The increasing number of somatic mutations also mirrors disease progression, which is an intrinsic characteristic of MDS (Figure 2). This implies not only linear and branching clonal evolution, defined by the acquisition or loss of somatic mutations, respectively, but also increased DNA methylation levels.33,34  For these reasons, reassessment of the mutational profile at the time of disease progression is indicated to ensure treatment optimization, especially in younger patients.

Figure 2.

Model of disease evolution in MDS.Upper panel: risk factors commonly associated with the development of myeloid disorders (germline variants, smoking, aging, and cancer treatment exposure such as chemo/radiotherapy). Middle panel: a hypothetical model of clonal evolution in which the founding event (or germline predisposition lesion) leads to subsequent acquisition/loss of new somatic mutations in a linear/branching fashion. Lower panel: the typical acquisition of methylation during MDS progression, which leads to the silencing of genes such as tumor suppressor and the disruption of many cell pathways (DNA repair, apoptosis, cell cycle, cell adherence).

Figure 2.

Model of disease evolution in MDS.Upper panel: risk factors commonly associated with the development of myeloid disorders (germline variants, smoking, aging, and cancer treatment exposure such as chemo/radiotherapy). Middle panel: a hypothetical model of clonal evolution in which the founding event (or germline predisposition lesion) leads to subsequent acquisition/loss of new somatic mutations in a linear/branching fashion.

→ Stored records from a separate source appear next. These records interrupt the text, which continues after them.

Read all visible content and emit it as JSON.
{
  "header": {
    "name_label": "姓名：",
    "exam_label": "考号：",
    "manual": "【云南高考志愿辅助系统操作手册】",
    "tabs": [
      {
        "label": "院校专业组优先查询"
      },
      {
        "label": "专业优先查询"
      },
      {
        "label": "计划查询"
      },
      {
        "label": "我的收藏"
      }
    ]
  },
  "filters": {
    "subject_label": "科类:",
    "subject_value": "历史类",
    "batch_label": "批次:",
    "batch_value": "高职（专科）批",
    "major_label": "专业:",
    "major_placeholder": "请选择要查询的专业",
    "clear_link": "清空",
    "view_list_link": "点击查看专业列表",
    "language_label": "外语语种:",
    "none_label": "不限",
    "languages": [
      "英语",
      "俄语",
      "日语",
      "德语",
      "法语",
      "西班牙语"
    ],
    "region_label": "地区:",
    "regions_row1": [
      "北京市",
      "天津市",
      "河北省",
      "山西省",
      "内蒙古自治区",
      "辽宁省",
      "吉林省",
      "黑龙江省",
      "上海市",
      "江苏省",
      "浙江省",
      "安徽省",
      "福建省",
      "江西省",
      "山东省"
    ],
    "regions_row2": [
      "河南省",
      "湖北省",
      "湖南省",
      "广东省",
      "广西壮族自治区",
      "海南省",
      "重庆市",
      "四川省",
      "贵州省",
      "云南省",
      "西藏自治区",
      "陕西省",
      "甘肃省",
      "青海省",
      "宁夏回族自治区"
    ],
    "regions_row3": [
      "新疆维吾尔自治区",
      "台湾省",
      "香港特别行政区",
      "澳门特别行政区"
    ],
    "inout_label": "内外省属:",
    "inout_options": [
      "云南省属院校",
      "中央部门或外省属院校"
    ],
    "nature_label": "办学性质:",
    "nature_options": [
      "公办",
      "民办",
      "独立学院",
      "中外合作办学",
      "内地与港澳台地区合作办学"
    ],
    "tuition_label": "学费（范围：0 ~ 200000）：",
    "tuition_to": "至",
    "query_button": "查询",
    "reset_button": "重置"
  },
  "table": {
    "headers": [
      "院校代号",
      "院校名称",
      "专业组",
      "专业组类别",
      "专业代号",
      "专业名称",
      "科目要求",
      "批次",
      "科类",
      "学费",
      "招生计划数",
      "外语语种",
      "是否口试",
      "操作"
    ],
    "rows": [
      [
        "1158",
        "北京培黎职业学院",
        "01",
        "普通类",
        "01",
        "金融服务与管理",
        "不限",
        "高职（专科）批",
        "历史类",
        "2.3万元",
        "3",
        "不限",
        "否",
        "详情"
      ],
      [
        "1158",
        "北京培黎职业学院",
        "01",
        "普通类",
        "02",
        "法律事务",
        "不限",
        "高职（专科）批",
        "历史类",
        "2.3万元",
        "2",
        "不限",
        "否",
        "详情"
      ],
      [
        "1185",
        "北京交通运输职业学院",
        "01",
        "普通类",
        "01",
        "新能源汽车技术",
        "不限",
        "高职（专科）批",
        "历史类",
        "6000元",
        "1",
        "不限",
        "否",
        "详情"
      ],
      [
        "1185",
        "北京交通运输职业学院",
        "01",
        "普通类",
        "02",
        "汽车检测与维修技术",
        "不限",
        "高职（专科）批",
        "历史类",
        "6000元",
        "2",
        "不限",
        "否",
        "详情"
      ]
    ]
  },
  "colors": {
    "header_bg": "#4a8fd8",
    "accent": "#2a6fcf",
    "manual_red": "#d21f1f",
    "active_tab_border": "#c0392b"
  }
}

Lower panel: the typical acquisition of methylation during MDS progression, which leads to the silencing of genes such as tumor suppressor and the disruption of many cell pathways (DNA repair, apoptosis, cell cycle, cell adherence).

Close modal

In Case 2 the decision to proceed to HSCT upfront was mostly based on clinical considerations, including the PB trilinear cytopenia leading to RBC and platelet transfusion dependency. The availability of the mutation profile, which showed the presence of 4 mutations also affecting RUNX1 and SRSF2 genes, was further supportive of the diagnosis of MDS and of the high probability of rapid disease progression.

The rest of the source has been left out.